Which is why I am committing the first 3 months of 2021 to no clitoral stimulation.
Of course I’ll still masturbate, I just won’t be touching my clit. I want to say that I’ll go the full year with no clit stimulation or clitoral orgasm, but I’m trying to be realistic. We’ll see how the first 3 months go and if I’m successful, I’ll try another 3 months, and if I can do it for 6 months then I can try for the full year.
Three months sounds like a long time. But so is 2 decades. And realistically, a conditioned response won’t go away in just a week or even a month. This woman tried a month-long sex cleanse at the behest of Kim Anami and it didn’t work. While the author doesn’t specify whether she was used to having orgasms from clitoral stimulation or not, I suspect that 1 month wasn’t long enough.

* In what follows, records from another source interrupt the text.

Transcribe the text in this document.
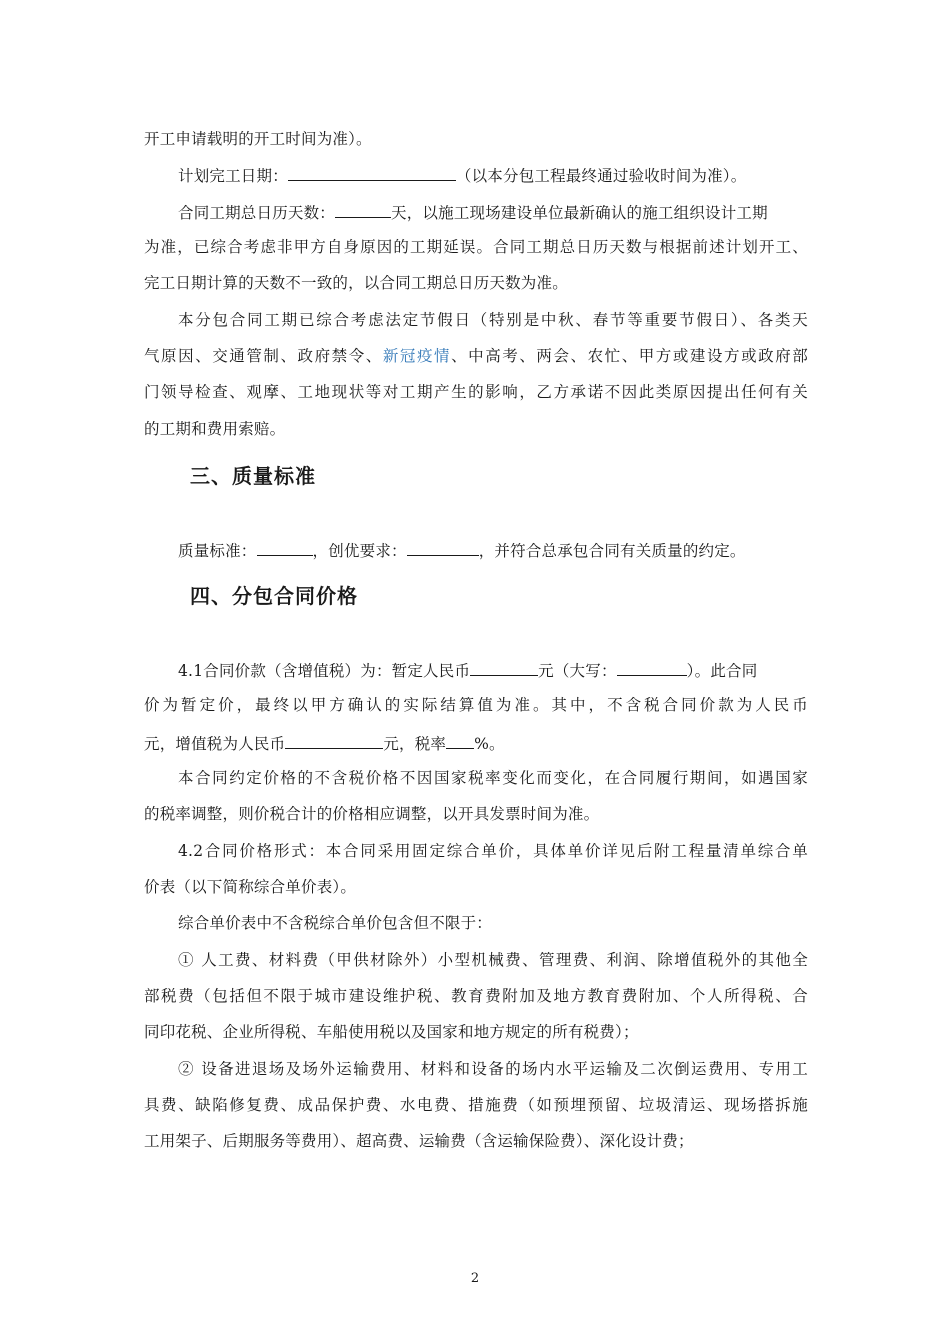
开工申请载明的开工时间为准）。
计划完工日期：	（以本分包工程最终通过验收时间为准）。
合同工期总日历天数：	天，以施工现场建设单位最新确认的施工组织设计工期
为准，已综合考虑非甲方自身原因的工期延误。合同工期总日历天数与根据前述计划开工、
完工日期计算的天数不一致的，以合同工期总日历天数为准。
本分包合同工期已综合考虑法定节假日（特别是中秋、春节等重要节假日）、各类天
气原因、交通管制、政府禁令、新冠疫情、中高考、两会、农忙、甲方或建设方或政府部
门领导检查、观摩、工地现状等对工期产生的影响，乙方承诺不因此类原因提出任何有关
的工期和费用索赔。
三、质量标准
质量标准：	，创优要求：	，并符合总承包合同有关质量的约定。
四、分包合同价格
4.1合同价款（含增值税）为：暂定人民币	元（大写：	）。此合同
价为暂定价，最终以甲方确认的实际结算值为准。其中，不含税合同价款为人民币
元，增值税为人民币	元，税率 %。
本合同约定价格的不含税价格不因国家税率变化而变化，在合同履行期间，如遇国家
的税率调整，则价税合计的价格相应调整，以开具发票时间为准。
4.2合同价格形式：本合同采用固定综合单价，具体单价详见后附工程量清单综合单
价表（以下简称综合单价表）。
综合单价表中不含税综合单价包含但不限于：
① 人工费、材料费（甲供材除外）小型机械费、管理费、利润、除增值税外的其他全
部税费（包括但不限于城市建设维护税、教育费附加及地方教育费附加、个人所得税、合
同印花税、企业所得税、车船使用税以及国家和地方规定的所有税费）；
② 设备进退场及场外运输费用、材料和设备的场内水平运输及二次倒运费用、专用工
具费、缺陷修复费、成品保护费、水电费、措施费（如预埋预留、垃圾清运、现场搭拆施
工用架子、后期服务等费用）、超高费、运输费（含运输保险费）、深化设计费；
2
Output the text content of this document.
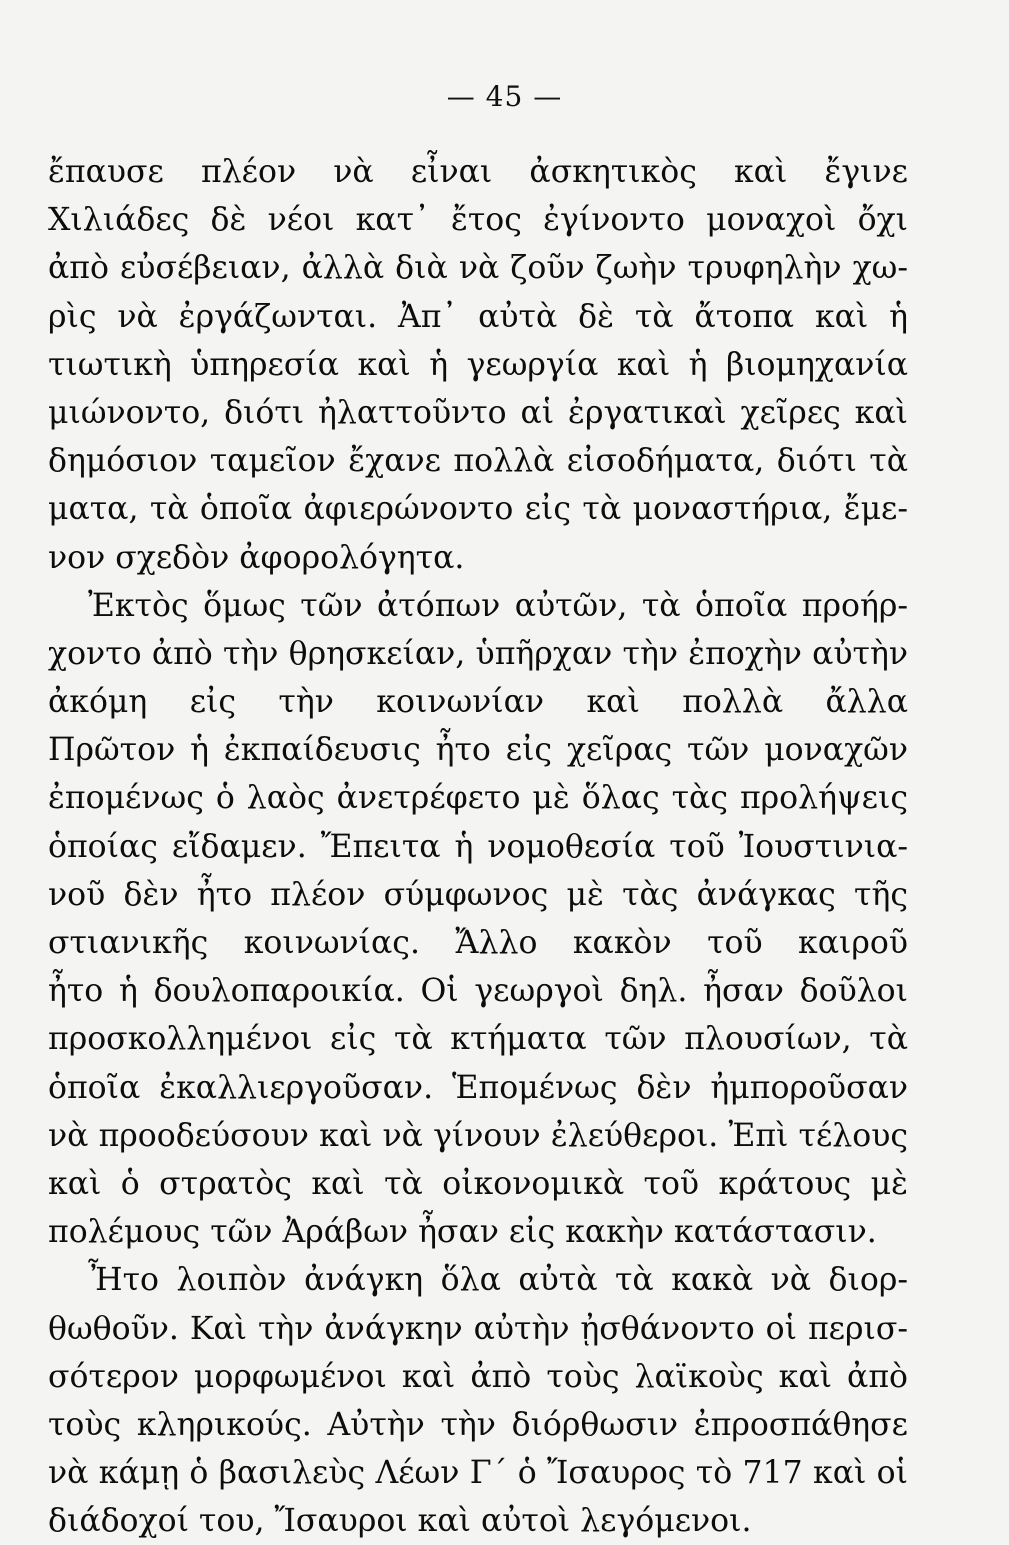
— 45 —
ἔπαυσε πλέον νὰ εἶναι ἀσκητικὸς καὶ ἔγινε
Χιλιάδες δὲ νέοι κατ᾿ ἔτος ἐγίνοντο μοναχοὶ ὄχι
ἀπὸ εὐσέβειαν, ἀλλὰ διὰ νὰ ζοῦν ζωὴν τρυφηλὴν χω-
ρὶς νὰ ἐργάζωνται. Ἀπ᾿ αὐτὰ δὲ τὰ ἄτοπα καὶ ἡ
τιωτικὴ ὑπηρεσία καὶ ἡ γεωργία καὶ ἡ βιομηχανία
μιώνοντο, διότι ἠλαττοῦντο αἱ ἐργατικαὶ χεῖρες καὶ
δημόσιον ταμεῖον ἔχανε πολλὰ εἰσοδήματα, διότι τὰ
ματα, τὰ ὁποῖα ἀφιερώνοντο εἰς τὰ μοναστήρια, ἔμε-
νον σχεδὸν ἀφορολόγητα.
Ἐκτὸς ὅμως τῶν ἀτόπων αὐτῶν, τὰ ὁποῖα προήρ-
χοντο ἀπὸ τὴν θρησκείαν, ὑπῆρχαν τὴν ἐποχὴν αὐτὴν
ἀκόμη εἰς τὴν κοινωνίαν καὶ πολλὰ ἄλλα
Πρῶτον ἡ ἐκπαίδευσις ἦτο εἰς χεῖρας τῶν μοναχῶν
ἐπομένως ὁ λαὸς ἀνετρέφετο μὲ ὅλας τὰς προλήψεις
ὁποίας εἴδαμεν. Ἔπειτα ἡ νομοθεσία τοῦ Ἰουστινια-
νοῦ δὲν ἦτο πλέον σύμφωνος μὲ τὰς ἀνάγκας τῆς
στιανικῆς κοινωνίας. Ἄλλο κακὸν τοῦ καιροῦ
ἦτο ἡ δουλοπαροικία. Οἱ γεωργοὶ δηλ. ἦσαν δοῦλοι
προσκολλημένοι εἰς τὰ κτήματα τῶν πλουσίων, τὰ
ὁποῖα ἐκαλλιεργοῦσαν. Ἑπομένως δὲν ἠμποροῦσαν
νὰ προοδεύσουν καὶ νὰ γίνουν ἐλεύθεροι. Ἐπὶ τέλους
καὶ ὁ στρατὸς καὶ τὰ οἰκονομικὰ τοῦ κράτους μὲ
πολέμους τῶν Ἀράβων ἦσαν εἰς κακὴν κατάστασιν.
Ἦτο λοιπὸν ἀνάγκη ὅλα αὐτὰ τὰ κακὰ νὰ διορ-
θωθοῦν. Καὶ τὴν ἀνάγκην αὐτὴν ᾐσθάνοντο οἱ περισ-
σότερον μορφωμένοι καὶ ἀπὸ τοὺς λαϊκοὺς καὶ ἀπὸ
τοὺς κληρικούς. Αὐτὴν τὴν διόρθωσιν ἐπροσπάθησε
νὰ κάμῃ ὁ βασιλεὺς Λέων Γ´ ὁ Ἴσαυρος τὸ 717 καὶ οἱ
διάδοχοί του, Ἴσαυροι καὶ αὐτοὶ λεγόμενοι.
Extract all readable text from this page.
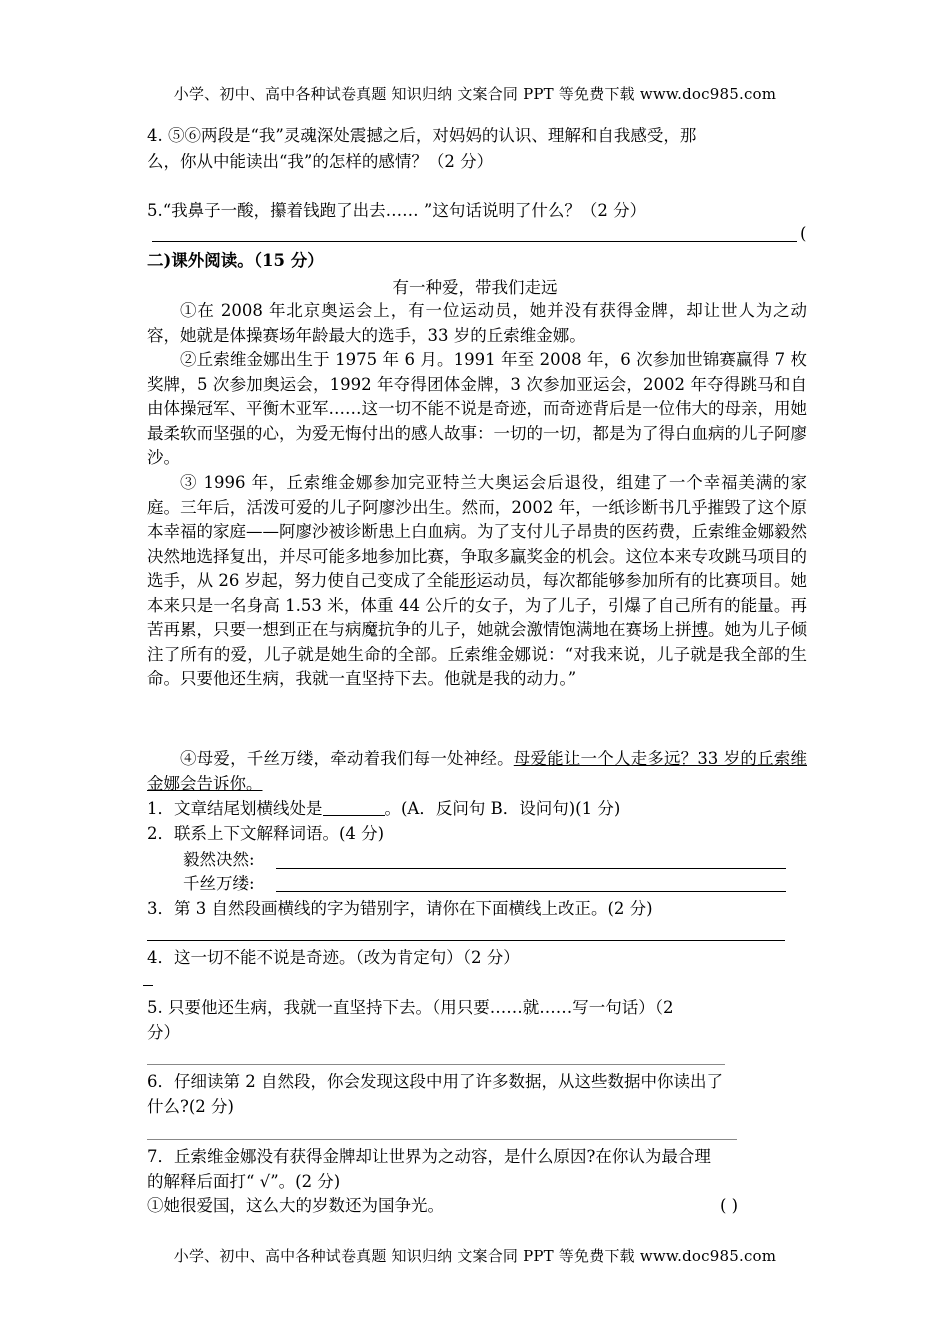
小学、初中、高中各种试卷真题 知识归纳 文案合同 PPT 等免费下载 www.doc985.com
4. ⑤⑥两段是“我”灵魂深处震撼之后，对妈妈的认识、理解和自我感受，那
么，你从中能读出“我”的怎样的感情？（2 分）
5.“我鼻子一酸，攥着钱跑了出去…… ”这句话说明了什么？（2 分）
(
二)课外阅读。（15 分）
有一种爱，带我们走远
①在 2008 年北京奥运会上，有一位运动员，她并没有获得金牌，却让世人为之动容，她就是体操赛场年龄最大的选手，33 岁的丘索维金娜。
②丘索维金娜出生于 1975 年 6 月。1991 年至 2008 年，6 次参加世锦赛赢得 7 枚奖牌，5 次参加奥运会，1992 年夺得团体金牌，3 次参加亚运会，2002 年夺得跳马和自由体操冠军、平衡木亚军……这一切不能不说是奇迹，而奇迹背后是一位伟大的母亲，用她最柔软而坚强的心，为爱无悔付出的感人故事：一切的一切，都是为了得白血病的儿子阿廖沙。
③ 1996 年，丘索维金娜参加完亚特兰大奥运会后退役，组建了一个幸福美满的家庭。三年后，活泼可爱的儿子阿廖沙出生。然而，2002 年，一纸诊断书几乎摧毁了这个原本幸福的家庭——阿廖沙被诊断患上白血病。为了支付儿子昂贵的医药费，丘索维金娜毅然决然地选择复出，并尽可能多地参加比赛，争取多赢奖金的机会。这位本来专攻跳马项目的选手，从 26 岁起，努力使自己变成了全能形运动员，每次都能够参加所有的比赛项目。她本来只是一名身高 1.53 米，体重 44 公斤的女子，为了儿子，引爆了自己所有的能量。再苦再累，只要一想到正在与病魔抗争的儿子，她就会激情饱满地在赛场上拼博。她为儿子倾注了所有的爱，儿子就是她生命的全部。丘索维金娜说：“对我来说，儿子就是我全部的生命。只要他还生病，我就一直坚持下去。他就是我的动力。”
④母爱，千丝万缕，牵动着我们每一处神经。母爱能让一个人走多远？33 岁的丘索维金娜会告诉你。
1．文章结尾划横线处是	。(A．反问句 B．设问句)(1 分)
2．联系上下文解释词语。(4 分)
毅然决然:
千丝万缕:
3．第 3 自然段画横线的字为错别字，请你在下面横线上改正。(2 分)
4．这一切不能不说是奇迹。（改为肯定句）（2 分）
5. 只要他还生病，我就一直坚持下去。（用只要……就……写一句话）（2
分）
6．仔细读第 2 自然段，你会发现这段中用了许多数据，从这些数据中你读出了
什么?(2 分)
7．丘索维金娜没有获得金牌却让世界为之动容，是什么原因?在你认为最合理
的解释后面打“ √”。(2 分)
①她很爱国，这么大的岁数还为国争光。	( )
小学、初中、高中各种试卷真题 知识归纳 文案合同 PPT 等免费下载 www.doc985.com
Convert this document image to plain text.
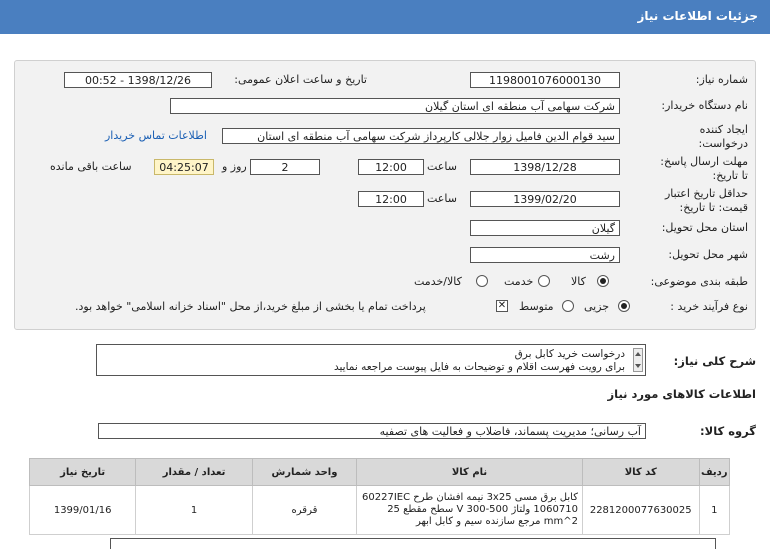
جزئیات اطلاعات نیاز
شماره نیاز:
1198001076000130
تاریخ و ساعت اعلان عمومی:
1398/12/26 - 00:52
نام دستگاه خریدار:
شرکت سهامی آب منطقه ای استان گیلان
ایجاد کننده
درخواست:
سید قوام الدین فامیل زوار جلالی کارپرداز شرکت سهامی آب منطقه ای استان
اطلاعات تماس خریدار
مهلت ارسال پاسخ:
تا تاریخ:
1398/12/28
ساعت
12:00
2
روز و
04:25:07
ساعت باقی مانده
حداقل تاریخ اعتبار
قیمت: تا تاریخ:
1399/02/20
ساعت
12:00
استان محل تحویل:
گیلان
شهر محل تحویل:
رشت
طبقه بندی موضوعی:
کالا
خدمت
کالا/خدمت
نوع فرآیند خرید :
جزیی
متوسط
✕
پرداخت تمام یا بخشی از مبلغ خرید،از محل "اسناد خزانه اسلامی" خواهد بود.
شرح کلی نیاز:
درخواست خرید کابل برق
برای رویت فهرست اقلام و توضیحات به فایل پیوست مراجعه نمایید
اطلاعات کالاهای مورد نیاز
گروه کالا:
آب رسانی؛ مدیریت پسماند، فاضلاب و فعالیت های تصفیه
ردیف	کد کالا	نام کالا	واحد شمارش	تعداد / مقدار	تاریخ نیاز
1	2281200077630025	کابل برق مسی 3x25 نیمه افشان طرح 60227IEC 1060710 ولتاژ 500-300 V سطح مقطع 25 mm^2 مرجع سازنده سیم و کابل ابهر	قرقره	1	1399/01/16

Rather, I know that 1 month wouldn’t be long enough for me personally.
The author also said that she returned to her vibrator at the end of the experiment. This raises an eyebrow for me because I have heard anecdotal reports from women that excessive use of a vibrator can desensitize the clitoris and make it difficult or impossible to orgasm, clitorally or otherwise, without the toy. I am the type of person who values direct experience more than whatever empirical evidence is out there saying that it’s impossible for this to happen with a toy unless you’re using it wrong.
I can also speak from my own experience. While I can orgasm without a vibrator (I don’t own one anymore, my first and only vibe from Spencer’s broke years ago) I have used my detachable showerhead with the massage settings as a vibrator on my clit. And let me tell you, when I would use it too often, my fingers just wouldn’t cut it anymore.
So I’m going to see for myself if not having a clitoral orgasm for a long time will make a vaginal orgasm happen for me. I’m really hoping to go the full year without clitoral stimulation because after a lifetime of that, I think a full year without it would be long enough for me to conclusively know for myself whether or not Dr. Kegel was indeed correct.